Manly are plotting to storm Melbourne's fortress and seize the mantle as the NRL's new super powers in Friday night's heavyweight preliminary final at AAMI Park.
The decade's most dominant forces will collide in a high-stakes encounter, the reward a shot at premiership glory and bragging rights as the NRL's most successful club.
Renewing their bitter finals rivalry, Melbourne and Manly are clashing in the playoffs for the first time since the Storm belted the Sea Eagles 40-12 in the 2009 qualifying final.
A year earlier, Manly buried the Storm 40-0 in the 2008 title mismatch at ANZ Stadium to avenge a 34-8 loss to Melbourne in the 2007 decider.
Now the Eagles are bidding to become the NRL's first triple premiers while the Storm could have been seeking their fourth title if they had not had two stripped for salary cap cheating.
Fittingly, the sides have split their past 10 matches.
But while the Eagles hold an 8-5 edge in clashes in Sydney since the Storm entered the league in 1998, conquering Melbourne on home soil has proven an altogether different proposition.
Manly have won only twice in nine matches in Melbourne and lost their only previous clash at AAMI Park - in round one last year.
"It is tougher playing them down there," admitted star five-eighth Kieran Foran.
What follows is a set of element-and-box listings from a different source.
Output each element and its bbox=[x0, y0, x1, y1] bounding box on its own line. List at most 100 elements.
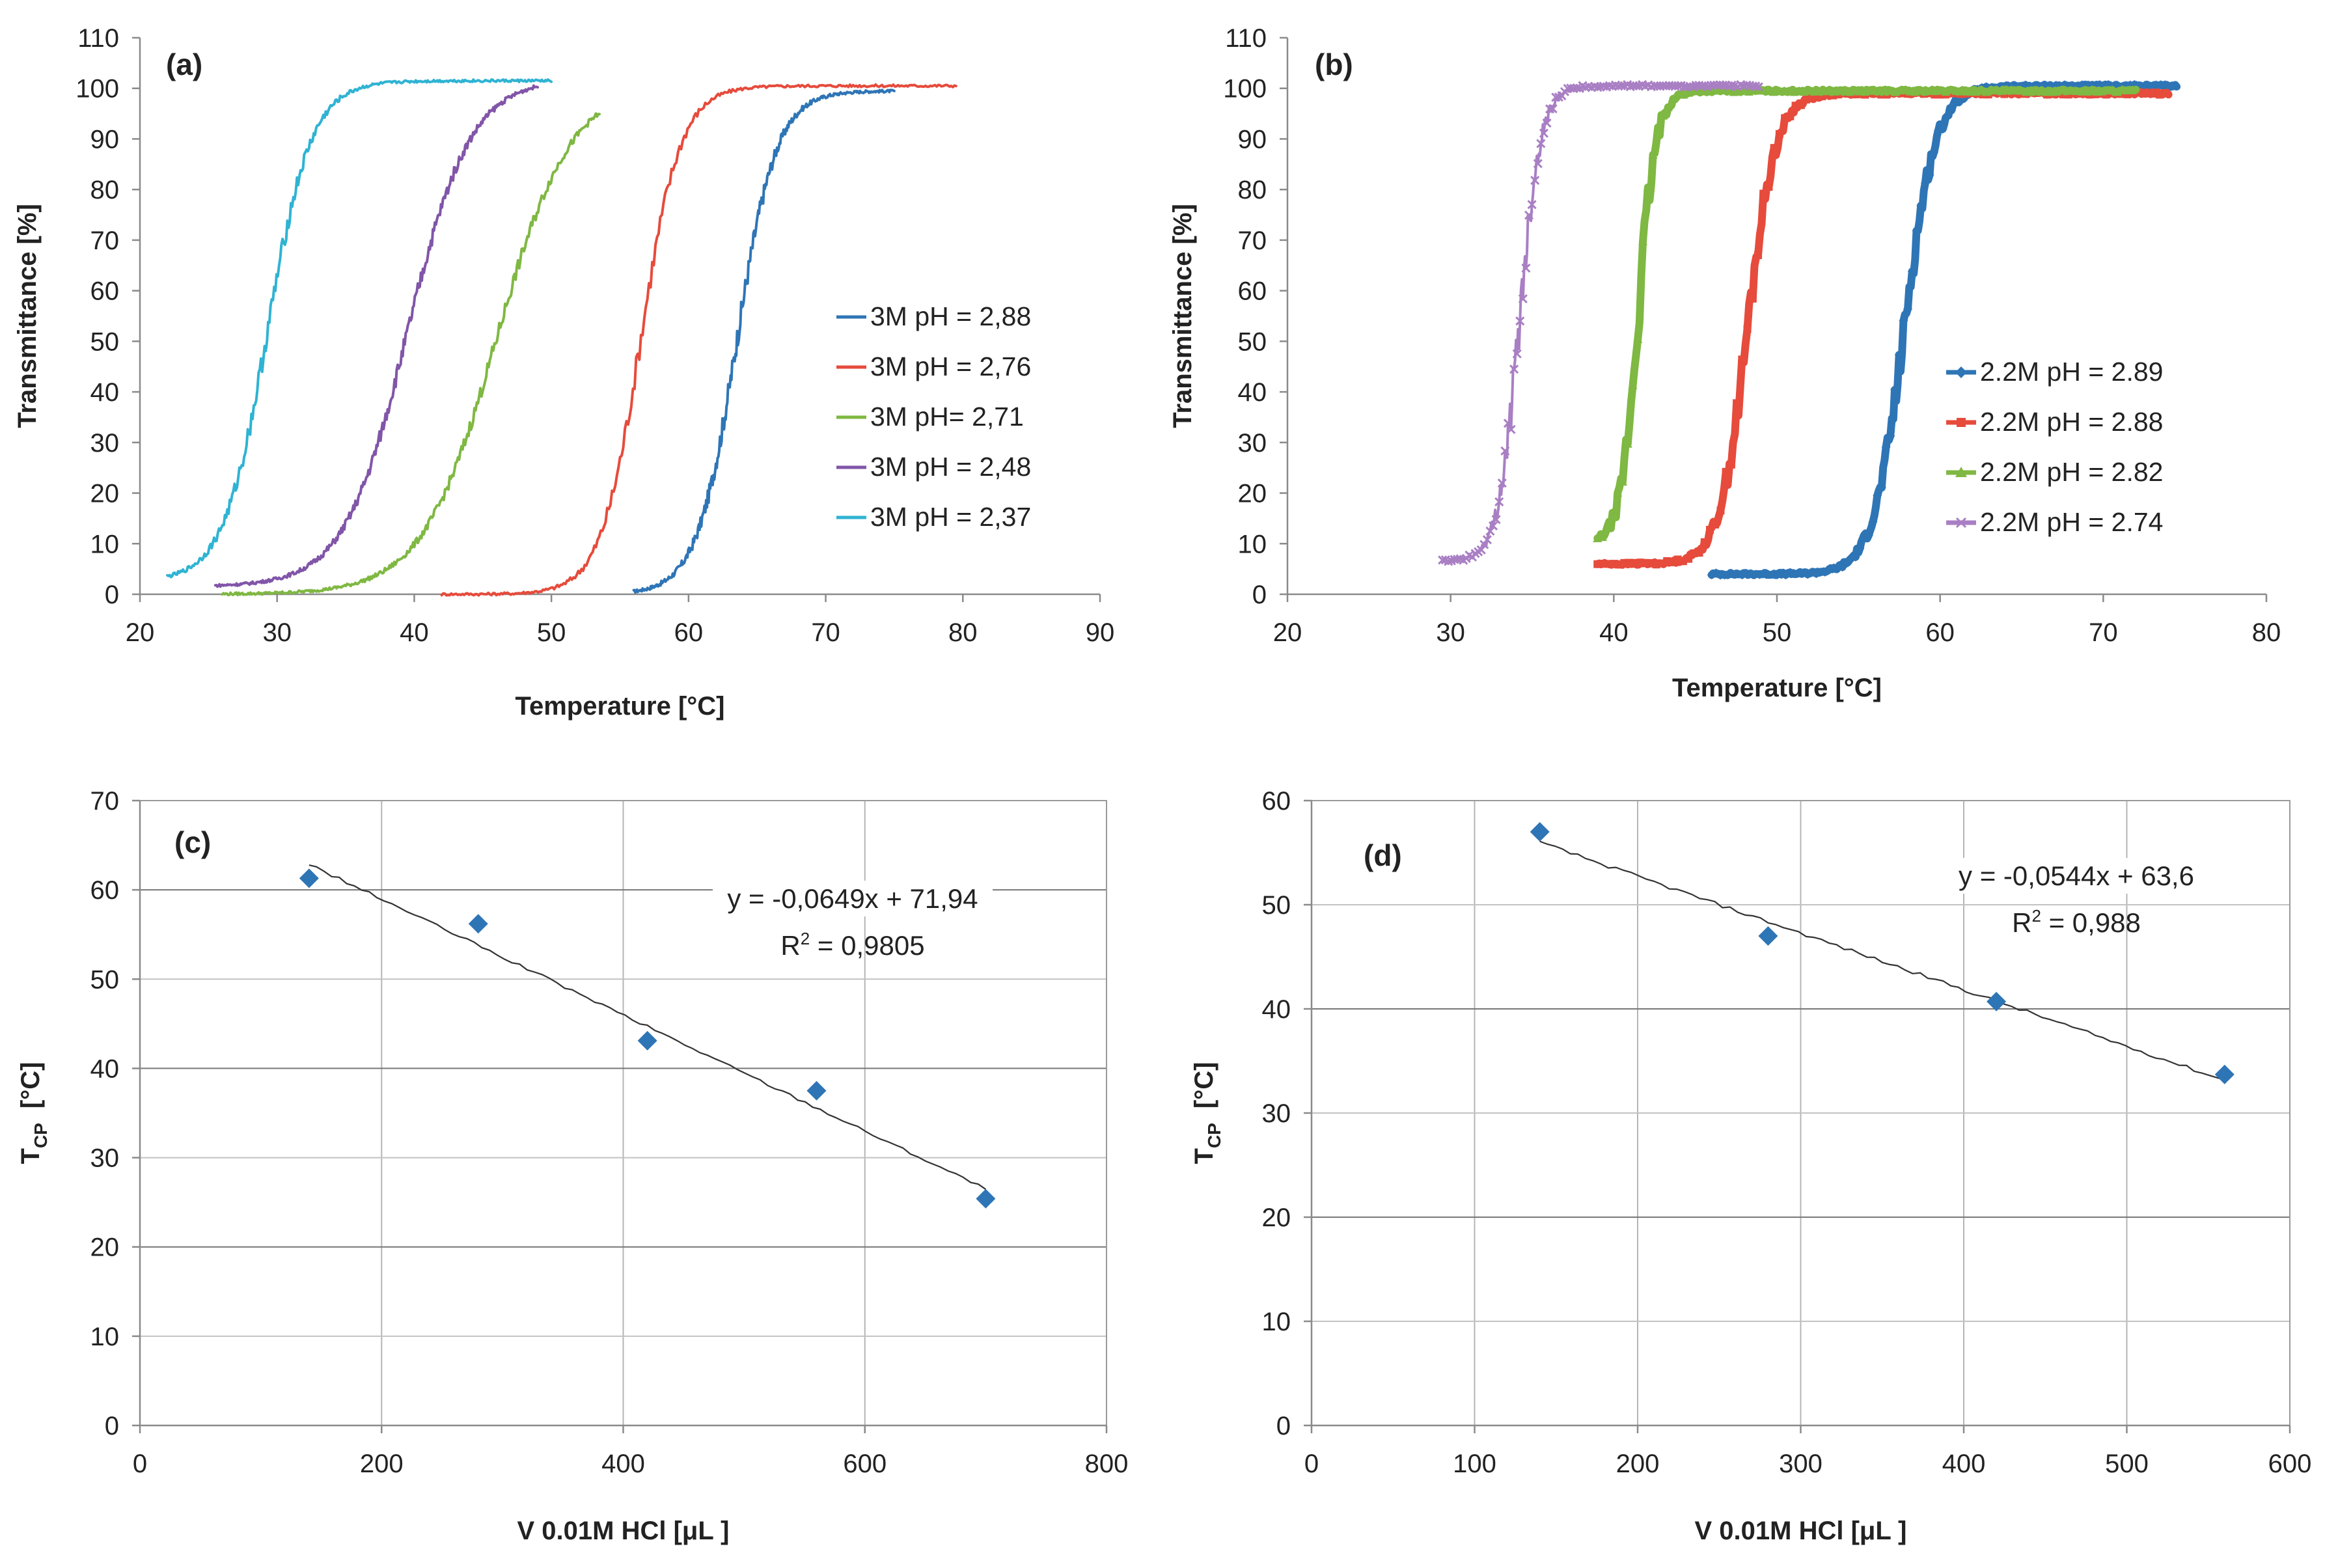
series-line-4 bbox=[166, 78, 553, 579]
series-marker-0 bbox=[1925, 170, 1934, 180]
y-tick-label: 90 bbox=[1238, 125, 1267, 154]
x-tick-label: 400 bbox=[601, 1450, 645, 1478]
r-squared-symbol: R bbox=[780, 930, 800, 961]
legend-marker-2 bbox=[1955, 467, 1967, 477]
data-point-3 bbox=[806, 1080, 827, 1101]
trendline bbox=[1539, 840, 2225, 1081]
y-tick-label: 40 bbox=[90, 378, 120, 407]
y-tick-label: 20 bbox=[90, 1233, 120, 1262]
legend-label-3: 2.2M pH = 2.74 bbox=[1980, 507, 2163, 537]
x-tick-label: 30 bbox=[1436, 618, 1465, 647]
y-tick-label: 60 bbox=[90, 277, 120, 306]
y-tick-label: 60 bbox=[90, 876, 120, 905]
series-marker-1 bbox=[1786, 112, 1795, 120]
x-tick-label: 200 bbox=[360, 1450, 404, 1478]
y-axis-title-subscript: CP bbox=[1204, 1123, 1224, 1148]
series-marker-2 bbox=[2037, 85, 2046, 94]
data-point-1 bbox=[1758, 926, 1778, 946]
y-tick-label: 20 bbox=[1238, 480, 1267, 508]
x-tick-label: 50 bbox=[1763, 618, 1792, 647]
x-axis-title: Temperature [°C] bbox=[1672, 674, 1882, 702]
series-marker-2 bbox=[1643, 182, 1653, 191]
chart-panel-1: 20 30 40 50 60 70 80 0 10 20 30 40 50 60 70 80 90 100 110 (… bbox=[1168, 24, 2281, 702]
series-marker-3 bbox=[1545, 104, 1555, 114]
y-tick-label: 30 bbox=[1238, 429, 1267, 458]
series-marker-3 bbox=[1503, 419, 1513, 428]
y-tick-label: 110 bbox=[77, 24, 119, 53]
series-marker-3 bbox=[1518, 294, 1528, 304]
y-tick-label: 90 bbox=[90, 125, 120, 154]
series-marker-1 bbox=[1733, 399, 1741, 407]
r-squared-symbol: R bbox=[2012, 907, 2031, 938]
r-squared-label: R2 = 0,9805 bbox=[780, 929, 924, 961]
equation-backdrop bbox=[1936, 858, 2216, 894]
series-marker-2 bbox=[1602, 521, 1612, 530]
series-marker-1 bbox=[1775, 130, 1783, 138]
series-marker-0 bbox=[1920, 178, 1930, 188]
legend-marker-1 bbox=[1957, 418, 1966, 427]
series-marker-2 bbox=[1608, 508, 1617, 517]
series-marker-1 bbox=[1716, 506, 1725, 515]
series-marker-2 bbox=[1598, 532, 1608, 542]
series-marker-3 bbox=[1533, 159, 1543, 169]
series-marker-3 bbox=[1500, 446, 1510, 456]
series-marker-2 bbox=[1668, 94, 1678, 103]
series-marker-0 bbox=[1899, 316, 1908, 325]
series-marker-2 bbox=[1976, 85, 1986, 94]
y-tick-label: 80 bbox=[90, 176, 120, 204]
series-marker-3 bbox=[1479, 540, 1489, 549]
series-marker-0 bbox=[1873, 491, 1882, 501]
series-marker-1 bbox=[1765, 183, 1773, 191]
trendline-equation: y = -0,0649x + 71,94 bbox=[727, 883, 978, 914]
x-tick-label: 500 bbox=[2105, 1450, 2149, 1478]
series-marker-2 bbox=[1724, 86, 1733, 95]
y-tick-label: 40 bbox=[1262, 995, 1291, 1024]
legend-label-2: 3M pH= 2,71 bbox=[870, 402, 1024, 432]
series-marker-0 bbox=[2151, 80, 2161, 90]
series-marker-2 bbox=[1739, 85, 1749, 94]
r-squared-exponent: 2 bbox=[801, 929, 810, 948]
series-marker-2 bbox=[1623, 439, 1632, 448]
series-marker-0 bbox=[1886, 431, 1895, 441]
y-tick-label: 50 bbox=[1238, 327, 1267, 356]
y-axis-title-main: T bbox=[16, 1148, 45, 1164]
x-axis-title: Temperature [°C] bbox=[516, 692, 725, 721]
series-line-0 bbox=[1707, 80, 2181, 579]
series-marker-0 bbox=[1855, 543, 1865, 553]
series-marker-2 bbox=[1901, 85, 1910, 94]
series-marker-3 bbox=[1506, 424, 1516, 434]
r-squared-value: = 0,9805 bbox=[810, 930, 924, 961]
y-tick-label: 40 bbox=[90, 1054, 120, 1083]
y-axis-title-unit: [°C] bbox=[16, 1062, 45, 1109]
y-tick-label: 100 bbox=[1223, 75, 1267, 103]
series-marker-2 bbox=[1840, 85, 1850, 94]
series-marker-3 bbox=[1521, 263, 1531, 273]
y-tick-label: 60 bbox=[1238, 277, 1267, 306]
series-marker-2 bbox=[1628, 380, 1638, 389]
series-line-0 bbox=[632, 89, 896, 594]
y-tick-label: 70 bbox=[1238, 227, 1267, 255]
x-tick-label: 70 bbox=[2089, 618, 2118, 647]
y-tick-label: 0 bbox=[105, 1412, 119, 1440]
series-marker-1 bbox=[1770, 144, 1778, 152]
series-marker-1 bbox=[1754, 251, 1763, 260]
series-marker-0 bbox=[1912, 226, 1921, 236]
series-marker-0 bbox=[1929, 147, 1939, 157]
series-marker-1 bbox=[1711, 520, 1720, 529]
series-marker-0 bbox=[1916, 200, 1926, 210]
y-tick-label: 10 bbox=[1262, 1308, 1291, 1336]
series-marker-3 bbox=[1494, 497, 1504, 507]
series-marker-3 bbox=[1539, 128, 1549, 138]
series-marker-0 bbox=[1864, 530, 1873, 540]
chart-panel-0: 20 30 40 50 60 70 80 90 0 10 20 30 40 50 60 70 80 90 100 11… bbox=[13, 24, 1114, 721]
series-marker-3 bbox=[1515, 316, 1525, 326]
series-marker-3 bbox=[1548, 104, 1558, 114]
x-tick-label: 200 bbox=[1616, 1450, 1660, 1478]
series-marker-1 bbox=[1743, 325, 1752, 333]
y-tick-label: 30 bbox=[1262, 1099, 1291, 1128]
series-marker-1 bbox=[2161, 89, 2169, 97]
data-point-2 bbox=[1987, 991, 2007, 1011]
x-tick-label: 60 bbox=[1925, 618, 1955, 647]
series-marker-3 bbox=[1444, 557, 1453, 566]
"They always turn up. We're going to need to be at the top of our game."
Foran, 22, hasn't forgotten his finals debut in '09 - when the Storm ripped his side apart to end Manly's season before going on to win the premiership, which was later stripped for salary cap breaches.
But Sea Eagles skipper Jamie Lyon is confident of qualifying for the club's fourth grand final in six seasons - a tally to match the Storm's dream run from 2006-09 - and says they are relishing the challenge.
"We know it's going to be a tough ask going down there. It's always hard," Lyon said.
"But if you want to be the No.1 team, you've got to beat everyone and we can't wait."
While Lyon completed the entire game after being in doubt for last Friday night's 22-12 semi-final win over North Queensland, his co-captain Jason King is a new fitness concern after lasting only 27 minutes before succumbing to a shoulder injury.